June 27 (Bloomberg) -- Oil gained in New York, erasing losses and trading below $80 a barrel for a fifth day as disruptions to Norway’s output and a possible shortfall from Iran offset concern that use is ebbing amid Europe’s debt woes.
Futures rose as much 0.5 percent after Norwegian fields closed in a labor dispute and as the European Union prepares additional sanctions on Iran’s energy industry. Iranian exports will fall “gradually” fall during maintenance on fields and reservoirs and as the EU embargo takes effect starting July 1, Deputy Oil Minister Ahmad Qalebani said yesterday. EU leaders will begin a two-day summit meeting tomorrow to address the bloc’s debt crisis.

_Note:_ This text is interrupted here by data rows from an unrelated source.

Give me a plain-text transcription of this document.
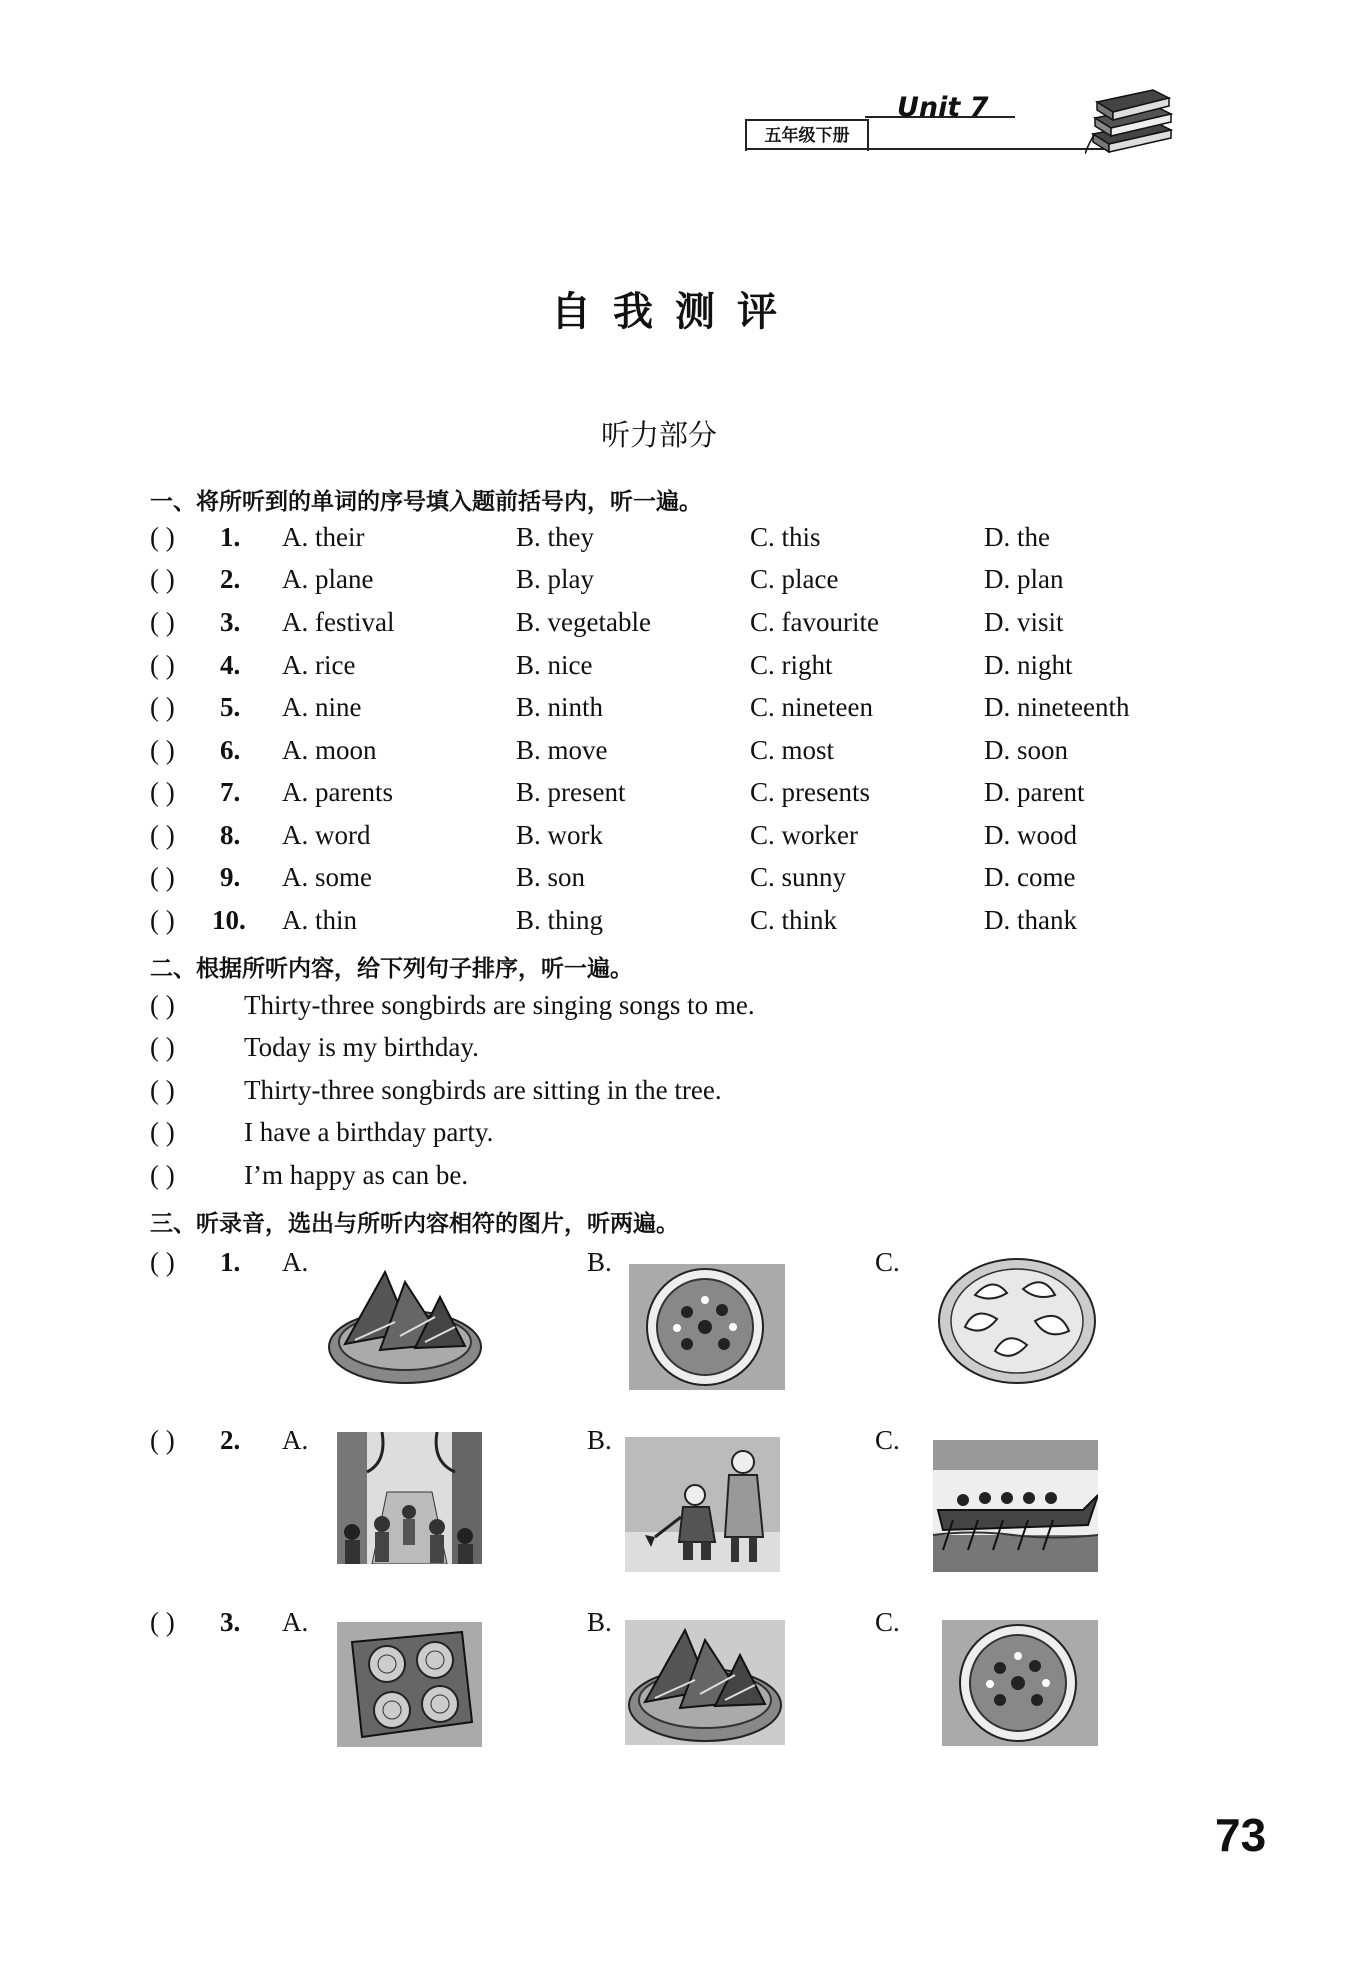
五年级下册
Unit 7
自我测评
听力部分
一、将所听到的单词的序号填入题前括号内，听一遍。
( ) 1. A. their	B. they	C. this	D. the
( ) 2. A. plane	B. play	C. place	D. plan
( ) 3. A. festival	B. vegetable	C. favourite	D. visit
( ) 4. A. rice	B. nice	C. right	D. night
( ) 5. A. nine	B. ninth	C. nineteen	D. nineteenth
( ) 6. A. moon	B. move	C. most	D. soon
( ) 7. A. parents	B. present	C. presents	D. parent
( ) 8. A. word	B. work	C. worker	D. wood
( ) 9. A. some	B. son	C. sunny	D. come
( ) 10. A. thin	B. thing	C. think	D. thank
二、根据所听内容，给下列句子排序，听一遍。
( )	Thirty-three songbirds are singing songs to me.
( )	Today is my birthday.
( )	Thirty-three songbirds are sitting in the tree.
( )	I have a birthday party.
( )	I’m happy as can be.
三、听录音，选出与所听内容相符的图片，听两遍。
( ) 1. A.	B.	C.
( ) 2. A.	B.	C.
( ) 3. A.	B.	C.
73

Oil for August delivery rose as much as 42 cents to $79.78 a barrel in electronic trading on the New York Mercantile Exchange and traded at $78.64 at 8:19 a.m. local time. Crude recovered earlier losses of as much as 0.9 percent. Prices have fallen more than 22 percent this quarter, the biggest drop since the final three months of 2008.
“Markets in general are in a ‘wait-and-see’ mode and skewed toward the bearish side,” Filip Petersson, a commodity strategist at Stockholm-based SEB AB, said by telephone today. “Everything is driven by the EU summit,” he said. Supply disruptions in Norway and potential cuts in Iranian exports may provide “support elements in the medium term.”
Brent oil for August settlement gained 2 cents to $93.04 a barrel on the London-based ICE Futures Europe exchange.